Je ne suis pas bien sûre que l’Ehpad soit le meilleur endroit où finir sa vie. Car oui, je me sens à la fin de ma vie. J’ai dû quitter mon appartement car j’étais trop déglinguée pour continuer à y vivre seule. Et cela a été difficile. Je me l’étais approprié. Je l’avais façonné à mon idée. J’y avais fait mon petit trou. J’y avais vécu seule, divorcée et sans mes enfants. Puis, avec l’un ou l’autre de mes enfants quand les aléas de leur vie les ont ramenés chez moi. 
Dans ma chambre d’Ehpad, je n’ai pas encore réussi à faire mon trou. Il me manque le calme. J’aimerais pouvoir m’isoler davantage des voix qui proviennent du couloir et m’empêchent d’écrire ou de rêver. 
Pourquoi n’avons-nous pas imaginé d’autres habitats que l’Ehpad pour les personnes âgées comme moi ? Des grands appartements où les familles auraient pu vivre ensemble, sans se gêner, mais en veillant les uns sur les autres ? 

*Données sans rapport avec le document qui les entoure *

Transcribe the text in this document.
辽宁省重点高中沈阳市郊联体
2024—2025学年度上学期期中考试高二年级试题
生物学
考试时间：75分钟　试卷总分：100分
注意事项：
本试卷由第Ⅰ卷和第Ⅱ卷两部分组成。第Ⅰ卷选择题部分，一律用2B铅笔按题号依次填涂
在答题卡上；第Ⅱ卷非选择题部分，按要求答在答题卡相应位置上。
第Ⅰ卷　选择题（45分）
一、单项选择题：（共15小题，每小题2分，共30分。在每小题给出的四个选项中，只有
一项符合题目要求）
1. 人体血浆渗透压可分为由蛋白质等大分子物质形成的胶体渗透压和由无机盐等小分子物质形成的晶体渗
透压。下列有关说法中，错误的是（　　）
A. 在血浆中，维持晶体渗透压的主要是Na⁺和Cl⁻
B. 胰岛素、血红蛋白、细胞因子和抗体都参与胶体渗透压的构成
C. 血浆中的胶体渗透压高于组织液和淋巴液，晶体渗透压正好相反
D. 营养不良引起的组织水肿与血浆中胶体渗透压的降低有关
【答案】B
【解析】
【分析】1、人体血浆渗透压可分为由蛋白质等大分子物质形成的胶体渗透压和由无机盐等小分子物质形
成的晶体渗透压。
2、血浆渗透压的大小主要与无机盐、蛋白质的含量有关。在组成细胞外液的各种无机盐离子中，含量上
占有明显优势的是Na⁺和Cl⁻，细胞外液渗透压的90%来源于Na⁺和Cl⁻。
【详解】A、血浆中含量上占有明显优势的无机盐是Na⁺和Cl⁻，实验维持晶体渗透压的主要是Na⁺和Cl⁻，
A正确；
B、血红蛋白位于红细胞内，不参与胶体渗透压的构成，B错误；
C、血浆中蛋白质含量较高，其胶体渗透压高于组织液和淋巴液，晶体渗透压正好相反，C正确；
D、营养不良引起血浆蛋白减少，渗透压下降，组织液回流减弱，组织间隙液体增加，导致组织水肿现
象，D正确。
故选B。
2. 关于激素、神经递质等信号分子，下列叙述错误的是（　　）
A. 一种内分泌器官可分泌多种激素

Je ne suis pas sûre que nous faire vivre très longtemps soit une bonne idée.   

Citoyenne du monde 

Depuis que je vis dans cet Ehpad, je ne vote plus. Mais je me sens toujours une citoyenne. Tant que j’ai encore ma tête et que je peux réfléchir, j’ai des choses à dire et à faire entendre.